Elementary Teacher of the Year for the district

Brenda Meyer, our current Elementary Teacher of the Year for the district
Posted on 09/19/2018
Brenda Meyer, our current Elementary Teacher of the Year for the district

‘She makes each kid feel special’

Teacher of Year says trust is key to a great classroom

 

By Toni Garrard Clay

AISD Communications Coordinator

 

If you walk into Brenda Meyer’s classroom at Central Athens Elementary, you might find yourself in Candyland or in an “escape room” or under blacklights. Her students adore the room transformations so much, they hardly notice they’re learning new math concepts or reading comprehension skills — and the children aren’t the only ones having a good time.

 

“I love it,” said Meyer, the corners of her eyes crinkling with a smile. “My motto in the room is work hard; play hard. I build relationships with my students to make them want to do the work. But they’re kids, and they need the play part in order to be more enthusiastic about the work part.”

 

Meyer, who currently holds the distinction of being Athens ISD’s Elementary Teacher of the Year, is in her 32nd year as an educator.
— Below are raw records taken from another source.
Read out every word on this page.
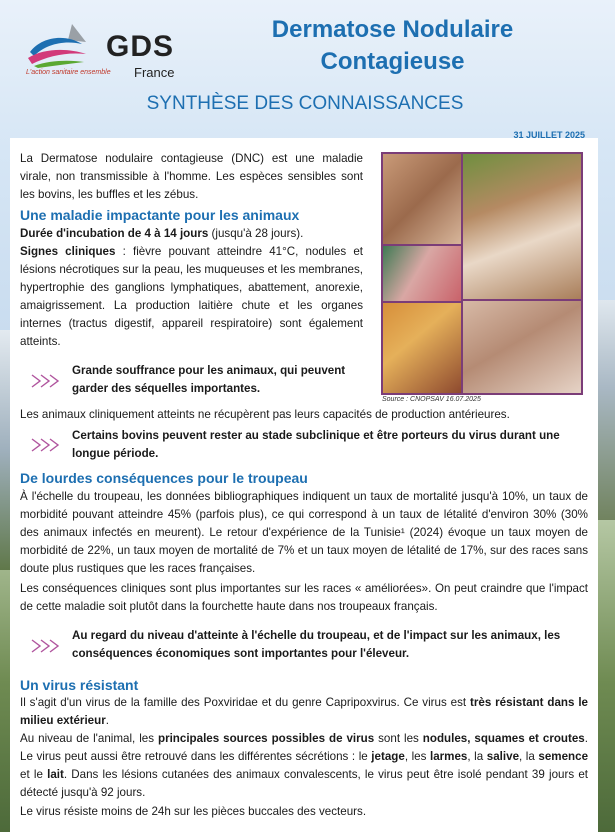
GDS
France
L'action sanitaire ensemble
Dermatose Nodulaire
Contagieuse
SYNTHÈSE DES CONNAISSANCES
31 JUILLET 2025
La Dermatose nodulaire contagieuse (DNC) est une maladie virale, non transmissible à l'homme. Les espèces sensibles sont les bovins, les buffles et les zébus.
Une maladie impactante pour les animaux
Durée d'incubation de 4 à 14 jours (jusqu'à 28 jours).
Signes cliniques : fièvre pouvant atteindre 41°C, nodules et lésions nécrotiques sur la peau, les muqueuses et les membranes, hypertrophie des ganglions lymphatiques, abattement, anorexie, amaigrissement. La production laitière chute et les organes internes (tractus digestif, appareil respiratoire) sont également atteints.
Grande souffrance pour les animaux, qui peuvent garder des séquelles importantes.
Source : CNOPSAV 16.07.2025
Les animaux cliniquement atteints ne récupèrent pas leurs capacités de production antérieures.
Certains bovins peuvent rester au stade subclinique et être porteurs du virus durant une longue période.
De lourdes conséquences pour le troupeau
À l'échelle du troupeau, les données bibliographiques indiquent un taux de mortalité jusqu'à 10%, un taux de morbidité pouvant atteindre 45% (parfois plus), ce qui correspond à un taux de létalité d'environ 30% (30% des animaux infectés en meurent). Le retour d'expérience de la Tunisie¹ (2024) évoque un taux moyen de morbidité de 22%, un taux moyen de mortalité de 7% et un taux moyen de létalité de 17%, sur des races sans doute plus rustiques que les races françaises.
Les conséquences cliniques sont plus importantes sur les races « améliorées». On peut craindre que l'impact de cette maladie soit plutôt dans la fourchette haute dans nos troupeaux français.
Au regard du niveau d'atteinte à l'échelle du troupeau, et de l'impact sur les animaux, les conséquences économiques sont importantes pour l'éleveur.
Un virus résistant
Il s'agit d'un virus de la famille des Poxviridae et du genre Capripoxvirus. Ce virus est très résistant dans le milieu extérieur.
Au niveau de l'animal, les principales sources possibles de virus sont les nodules, squames et croutes. Le virus peut aussi être retrouvé dans les différentes sécrétions : le jetage, les larmes, la salive, la semence et le lait. Dans les lésions cutanées des animaux convalescents, le virus peut être isolé pendant 39 jours et détecté jusqu'à 92 jours.
Le virus résiste moins de 24h sur les pièces buccales des vecteurs.
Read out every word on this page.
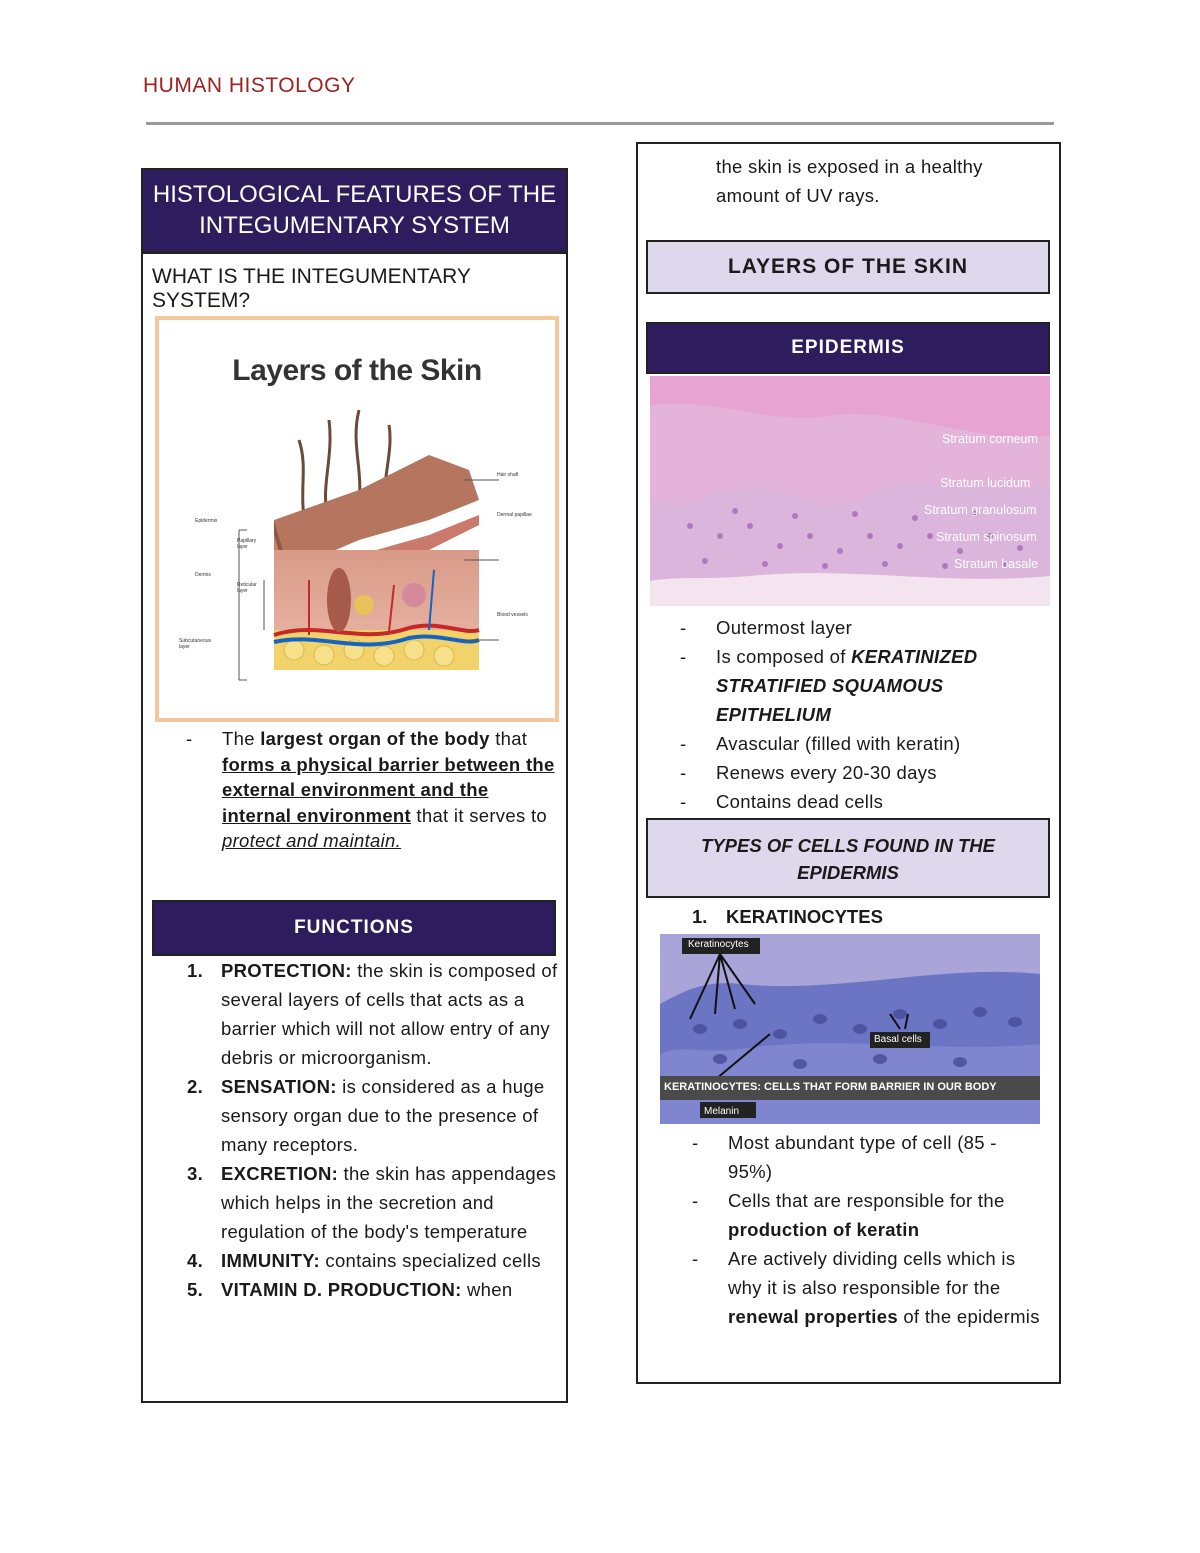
HUMAN HISTOLOGY
HISTOLOGICAL FEATURES OF THE INTEGUMENTARY SYSTEM
WHAT IS THE INTEGUMENTARY SYSTEM?
Layers of the Skin
Hair shaft
Dermal papillae
Blood vessels
Epidermis
Dermis
Subcutaneous layer
Papillary layer
Reticular layer
- The largest organ of the body that forms a physical barrier between the external environment and the internal environment that it serves to protect and maintain.
FUNCTIONS
1. PROTECTION: the skin is composed of several layers of cells that acts as a barrier which will not allow entry of any debris or microorganism.
2. SENSATION: is considered as a huge sensory organ due to the presence of many receptors.
3. EXCRETION: the skin has appendages which helps in the secretion and regulation of the body's temperature
4. IMMUNITY: contains specialized cells
5. VITAMIN D. PRODUCTION: when
the skin is exposed in a healthy amount of UV rays.
LAYERS OF THE SKIN
EPIDERMIS
Stratum corneum
Stratum lucidum
Stratum granulosum
Stratum spinosum
Stratum basale
- Outermost layer
- Is composed of KERATINIZED STRATIFIED SQUAMOUS EPITHELIUM
- Avascular (filled with keratin)
- Renews every 20-30 days
- Contains dead cells
TYPES OF CELLS FOUND IN THE EPIDERMIS
1. KERATINOCYTES
Keratinocytes
Basal cells
KERATINOCYTES: CELLS THAT FORM BARRIER IN OUR BODY
Melanin
- Most abundant type of cell (85 - 95%)
- Cells that are responsible for the production of keratin
- Are actively dividing cells which is why it is also responsible for the renewal properties of the epidermis
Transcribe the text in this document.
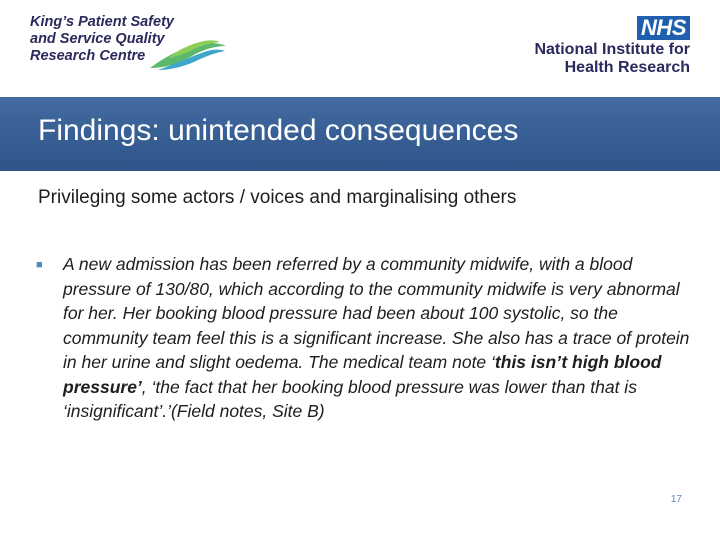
King’s Patient Safety
and Service Quality
Research Centre
NHS
National Institute for
Health Research
Findings: unintended consequences
Privileging some actors / voices and marginalising others
■ A new admission has been referred by a community midwife, with a blood pressure of 130/80, which according to the community midwife is very abnormal for her. Her booking blood pressure had been about 100 systolic, so the community team feel this is a significant increase. She also has a trace of protein in her urine and slight oedema. The medical team note ‘this isn’t high blood pressure’, ‘the fact that her booking blood pressure was lower than that is ‘insignificant’.’(Field notes, Site B)
17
She believes she’s at the top of her game since joining the Central Athens campus, where she currently teaches a self-contained third-grade class.

 

“Coming to Athens has helped me grow as a teacher,” she said. “I’ve learned a lot of different ways to connect with kids. … You have to build relationships with students to be able to teach them. They have to trust you. If they don’t think you care, they don’t care to please you or listen to you.”

 

Kensley Traxson, now a fifth-grader at Central, describes her former teacher as a great listener.

 

“When we would give her ideas, she would put them into action,” said Kensley. “We gave her an idea about a math race, and the next day when we came to school, she had it set up.” But even more importantly, Kensley added, “she makes each kid in the classroom feel special.”

 

Asked what has changed the most in her 32 years as a teacher, Meyer cites the classroom environment.

 

“When I first started, we all taught with a textbook and followed it; everyone was in their seat; kids didn’t get up and move around,” she said. “Now it’s more engaging. They’re moving; they’re learning from each other as well as the teacher.”

 

In fact, Meyer noted, students often learn from one another better than from their teacher.

 

“I’ve seen this lots of times,” she said. “We’re working on a math concept, I give them a problem, and they have to help and coach one another. … Then I’ll hear, ‘Oh, now I understand!’ A lot of times they understand better when it comes from another child in their own words.”

 

Central Athens Elementary Principal Shannon Pursley describes Meyer as a source of encouragement and kindness for her students and peers alike.

 

“She enjoys creating magic in her classroom,” said Pursley, “When there's a new teacher on campus, she reaches out to them and offers resources and friendship. She is kind and thoughtful to everyone she meets.”

 

For her part, Meyer said she considers it a compliment anytime she’s asked to share ideas.

 

“I enjoy it,” she said. “I have grown as a teacher since I’ve been in Athens. I feel like they let me do what I need to do for the kids.”